Ilustración: Víctor Aguilar
Ilustración: Víctor Aguilar
Franco Giuffra

Tal vez no se sepa, pero existe casi una ciencia de la regulación. Estándares para evaluar su calidad y mejorar el proceso de emitirlas, aplicables a la producción normativa de los distintos niveles de gobierno de un país. Hay incluso programas en universidades extranjeras en los que es posible estudiar “regulación”.

Al Perú, que tiene ahora la ilusión por integrar el club de la OCDE, le deberían interesar, en ese respecto, las directivas que esa entidad internacional ha emitido para sus países miembros. En particular, el documento del 2012 que lleva por título “Recommendation of the council on regulatory policy and governance” (“Recomendación del consejo sobre política y gobernanza regulatoria”).

Allí puede leerse la importancia que los países con los que queremos codearnos asignan a la evaluación normativa. No solo la que se aplica de manera previa a la emisión de una ley, decreto u ordenanza (los llamados “análisis del impacto regulatorio”), sino la evaluación posterior de lo que se pretendía lograr versus lo que finalmente se obtuvo.

La mala calidad de los análisis costo-beneficio ex ante de nuestra normatividad es proverbial, señaladamente en la producción legislativa del Congreso. Es conocida la fórmula de redacción que los legisladores introducen, solo por cumplir, en sus proyectos.

La autógrafa de la Ley que Promueve el Desarrollo de la Ganadería Lechera, que prohíbe la importación de leche en polvo para recombinarla, es un buen ejemplo. Cuatro proyectos de ley sirvieron como antecedentes para esa norma. Los cuatro enumeran los amplios y diversos beneficios de la regulación propuesta y ninguno menciona un solo costo.

Las cosas positivas incluyen el crecimiento de la producción lechera, el aumento de la recaudación, la mejora en el nivel de vida de los ganaderos, la generación de empleo y hasta el incremento en el consumo de leche en todo el país.

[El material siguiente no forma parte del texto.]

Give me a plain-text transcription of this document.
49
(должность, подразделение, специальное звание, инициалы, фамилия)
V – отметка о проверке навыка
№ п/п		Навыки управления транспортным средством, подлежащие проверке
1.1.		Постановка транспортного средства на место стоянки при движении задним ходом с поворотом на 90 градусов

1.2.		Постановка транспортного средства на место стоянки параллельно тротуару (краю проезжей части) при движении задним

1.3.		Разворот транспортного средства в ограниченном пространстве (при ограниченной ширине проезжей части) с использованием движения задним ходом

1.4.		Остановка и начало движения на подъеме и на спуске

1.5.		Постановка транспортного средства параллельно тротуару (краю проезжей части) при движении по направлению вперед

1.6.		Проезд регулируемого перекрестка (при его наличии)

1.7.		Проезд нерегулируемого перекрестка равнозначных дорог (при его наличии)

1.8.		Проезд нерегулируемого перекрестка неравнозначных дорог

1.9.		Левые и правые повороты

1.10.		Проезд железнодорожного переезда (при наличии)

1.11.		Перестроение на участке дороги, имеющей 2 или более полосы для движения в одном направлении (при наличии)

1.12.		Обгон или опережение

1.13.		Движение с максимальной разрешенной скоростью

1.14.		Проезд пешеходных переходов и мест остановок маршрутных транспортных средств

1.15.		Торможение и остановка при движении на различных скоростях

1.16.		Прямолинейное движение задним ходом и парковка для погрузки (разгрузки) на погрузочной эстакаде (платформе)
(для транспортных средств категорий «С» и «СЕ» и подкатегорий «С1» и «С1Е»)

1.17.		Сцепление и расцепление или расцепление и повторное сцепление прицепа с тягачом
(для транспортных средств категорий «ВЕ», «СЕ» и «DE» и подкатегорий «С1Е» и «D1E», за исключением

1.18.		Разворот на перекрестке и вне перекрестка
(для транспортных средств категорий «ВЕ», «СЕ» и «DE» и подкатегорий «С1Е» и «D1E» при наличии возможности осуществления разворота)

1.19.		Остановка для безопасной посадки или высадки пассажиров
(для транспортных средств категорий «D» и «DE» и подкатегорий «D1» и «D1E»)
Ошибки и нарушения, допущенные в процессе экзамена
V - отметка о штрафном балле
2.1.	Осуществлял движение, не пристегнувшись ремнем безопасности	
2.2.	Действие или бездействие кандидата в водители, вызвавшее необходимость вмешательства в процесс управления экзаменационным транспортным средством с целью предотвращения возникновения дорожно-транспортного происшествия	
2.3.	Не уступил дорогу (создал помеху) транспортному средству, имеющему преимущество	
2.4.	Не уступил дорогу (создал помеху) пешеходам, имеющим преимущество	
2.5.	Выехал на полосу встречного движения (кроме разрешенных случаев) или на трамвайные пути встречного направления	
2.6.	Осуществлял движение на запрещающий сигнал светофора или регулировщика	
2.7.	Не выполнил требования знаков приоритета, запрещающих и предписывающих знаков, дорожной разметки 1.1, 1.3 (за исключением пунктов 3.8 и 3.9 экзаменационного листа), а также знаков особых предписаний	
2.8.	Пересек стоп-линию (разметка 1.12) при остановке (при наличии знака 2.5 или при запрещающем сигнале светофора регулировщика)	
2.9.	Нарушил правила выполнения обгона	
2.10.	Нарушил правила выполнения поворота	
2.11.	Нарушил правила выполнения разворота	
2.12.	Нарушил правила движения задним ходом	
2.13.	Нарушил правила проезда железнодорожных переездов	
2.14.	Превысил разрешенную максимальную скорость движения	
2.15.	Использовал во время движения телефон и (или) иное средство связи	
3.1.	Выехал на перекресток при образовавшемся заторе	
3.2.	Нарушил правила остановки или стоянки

Todo sin causar ningún efecto negativo.

Es cierto que elaborar un buen análisis costo-beneficio es muy complicado. La exigencia de precisar numéricamente todos los impactos posibles, positivos y negativos, no parece realista. Pero una enumeración arbitraria de puros beneficios sin justificación es inaceptable.

En lugar de intentar una cuantificación detallada, un estándar de buena calidad regulatoria permite otras alternativas. Por ejemplo, los legisladores pueden describir los impactos de manera cualitativa y sugerir si serán leves, moderados o importantes. Así como proponer algunas métricas que se pueden revisar posteriormente y establecer un plazo razonable para la evaluación futura.

La evaluación posterior es crítica como práctica de calidad regulatoria porque se reducen las suposiciones y los números hablan mejor. Es algo que entre nosotros casi nunca hacemos. Las normas importantes deben decir qué buscan alcanzar, en qué medidas aproximadas y cuándo se debe medir su impacto.

En marzo del 2015, por ejemplo, el gobierno de Ollanta Humala anunció que con los nuevos beneficios tributarios la inversión en investigación y desarrollo se duplicaría en dos años. En junio de ese año se publicó el reglamento respectivo y el reloj empezó a correr.

En todo el 2016 solo 12 empresas accedieron al beneficio. Las cifras del 2017 no las ha publicado Concytec, pero es claro que el objetivo original no se ha cumplido ni remotamente. La norma no consiguió lo que prometía. Seguramente porque las empresas no están interesadas en innovar sometidas a un trámite burocrático.

Una revisión sistemática de regulaciones que tienen así de claros sus plazos y objetivos hubiera revisado o eliminado esta norma oportunamente. Ahora lo más seguro es que se quede flotando hasta la eternidad.